Bayesian optimization and machine learning for vaccine formulation development.

Journal: PloS one
Published Date:

Abstract

Developing vaccines with a better stability is an area of improvement to meet the global health needs of preventing infectious diseases. With the advancement of data science and artificial intelligence, innovative approaches have emerged. This manuscript highlights the applications of machine learning through two cases in which Bayesian optimization was used to develop viral vaccine formulations. The two case studies monitored the critical quality attributes of virus A in liquid form by infectious titer loss and virus B in freeze-dried form by glass transition temperature. Stepwise analysis and model optimization demonstrated progressive improvements of model quality and prediction accuracy. The cross-validation matrices of the models' predictions showed high R² and low root mean square errors, indicating their reliability. The prediction accuracy of models was further validated by using test datasets. Model analysis using prediction error plot, Shapeley Additive exPlanations, permutation importance, etc. can provide additional insights into relations between model and experimental design, the influence of features of interest, and non-linear responses.

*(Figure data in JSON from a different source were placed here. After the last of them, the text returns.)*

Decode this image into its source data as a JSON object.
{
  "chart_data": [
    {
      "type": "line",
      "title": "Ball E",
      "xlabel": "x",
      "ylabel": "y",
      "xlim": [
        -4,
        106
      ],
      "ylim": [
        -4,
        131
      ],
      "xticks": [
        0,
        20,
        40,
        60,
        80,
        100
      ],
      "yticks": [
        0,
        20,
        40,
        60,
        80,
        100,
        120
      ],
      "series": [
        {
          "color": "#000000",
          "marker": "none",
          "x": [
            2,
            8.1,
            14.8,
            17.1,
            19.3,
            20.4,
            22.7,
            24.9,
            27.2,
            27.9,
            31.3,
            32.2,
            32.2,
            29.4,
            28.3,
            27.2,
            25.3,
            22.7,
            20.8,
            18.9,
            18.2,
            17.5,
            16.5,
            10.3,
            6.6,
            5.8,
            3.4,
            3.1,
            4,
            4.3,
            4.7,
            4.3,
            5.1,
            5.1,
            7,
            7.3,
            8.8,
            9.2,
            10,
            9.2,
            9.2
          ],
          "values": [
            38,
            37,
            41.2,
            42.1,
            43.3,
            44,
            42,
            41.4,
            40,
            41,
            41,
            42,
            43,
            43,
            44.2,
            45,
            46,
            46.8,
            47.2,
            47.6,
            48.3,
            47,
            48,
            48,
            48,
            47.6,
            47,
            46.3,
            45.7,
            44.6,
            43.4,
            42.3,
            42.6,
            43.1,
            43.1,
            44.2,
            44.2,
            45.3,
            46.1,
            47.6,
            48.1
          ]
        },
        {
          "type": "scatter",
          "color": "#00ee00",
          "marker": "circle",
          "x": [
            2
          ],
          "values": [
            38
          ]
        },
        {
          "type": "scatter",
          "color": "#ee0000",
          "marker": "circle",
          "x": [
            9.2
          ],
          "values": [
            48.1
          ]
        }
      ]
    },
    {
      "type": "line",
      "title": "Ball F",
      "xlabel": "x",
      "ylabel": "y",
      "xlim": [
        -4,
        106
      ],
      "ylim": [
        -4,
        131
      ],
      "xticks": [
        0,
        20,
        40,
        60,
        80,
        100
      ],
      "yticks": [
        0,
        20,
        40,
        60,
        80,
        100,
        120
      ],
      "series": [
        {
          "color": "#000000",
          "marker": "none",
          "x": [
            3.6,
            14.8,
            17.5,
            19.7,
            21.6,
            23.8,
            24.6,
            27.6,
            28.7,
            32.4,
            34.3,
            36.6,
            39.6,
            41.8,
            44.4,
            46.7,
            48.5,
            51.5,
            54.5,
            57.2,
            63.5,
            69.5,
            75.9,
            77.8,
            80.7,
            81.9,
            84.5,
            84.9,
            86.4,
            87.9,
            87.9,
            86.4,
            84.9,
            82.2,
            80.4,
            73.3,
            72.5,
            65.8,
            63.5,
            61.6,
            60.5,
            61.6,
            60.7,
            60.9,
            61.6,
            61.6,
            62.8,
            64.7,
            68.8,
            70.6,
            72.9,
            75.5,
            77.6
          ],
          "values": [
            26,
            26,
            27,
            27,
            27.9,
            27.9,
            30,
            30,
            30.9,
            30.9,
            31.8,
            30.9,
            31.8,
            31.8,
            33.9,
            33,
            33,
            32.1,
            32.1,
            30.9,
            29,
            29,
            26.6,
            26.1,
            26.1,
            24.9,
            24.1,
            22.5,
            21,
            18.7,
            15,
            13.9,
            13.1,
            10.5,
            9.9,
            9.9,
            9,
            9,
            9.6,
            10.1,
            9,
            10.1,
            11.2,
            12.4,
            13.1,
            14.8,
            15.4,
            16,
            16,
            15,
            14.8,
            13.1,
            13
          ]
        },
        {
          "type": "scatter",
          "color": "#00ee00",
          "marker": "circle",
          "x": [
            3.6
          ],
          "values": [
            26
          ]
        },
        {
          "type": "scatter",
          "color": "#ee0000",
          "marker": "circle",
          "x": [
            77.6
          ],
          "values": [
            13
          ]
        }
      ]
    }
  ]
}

Overall, Bayesian optimization is a useful complementary tool in formulation development that can help scientists make effective data-driven decisions.

Authors

  • Lillian Li
    Vaccine CMC Development & Supply, Sanofi, Toronto, Ontario, Canada.
  • Sung-In Back
    Vaccine CMC Development & Supply, Sanofi, Toronto, Ontario, Canada.
  • Jian Ma
  • Yawen Guo
    Vaccine CMC Development & Supply, Sanofi, Marcy-L' Etoile, France.
  • Thomas Galeandro-Diamant
    ChemAI Ltd. West Hill House, Allerton Hill, Chapel Allerton, Leeds, United Kingdom.
  • Didier Clénet
    Vaccine CMC Development & Supply, Sanofi, Marcy-L' Etoile, France.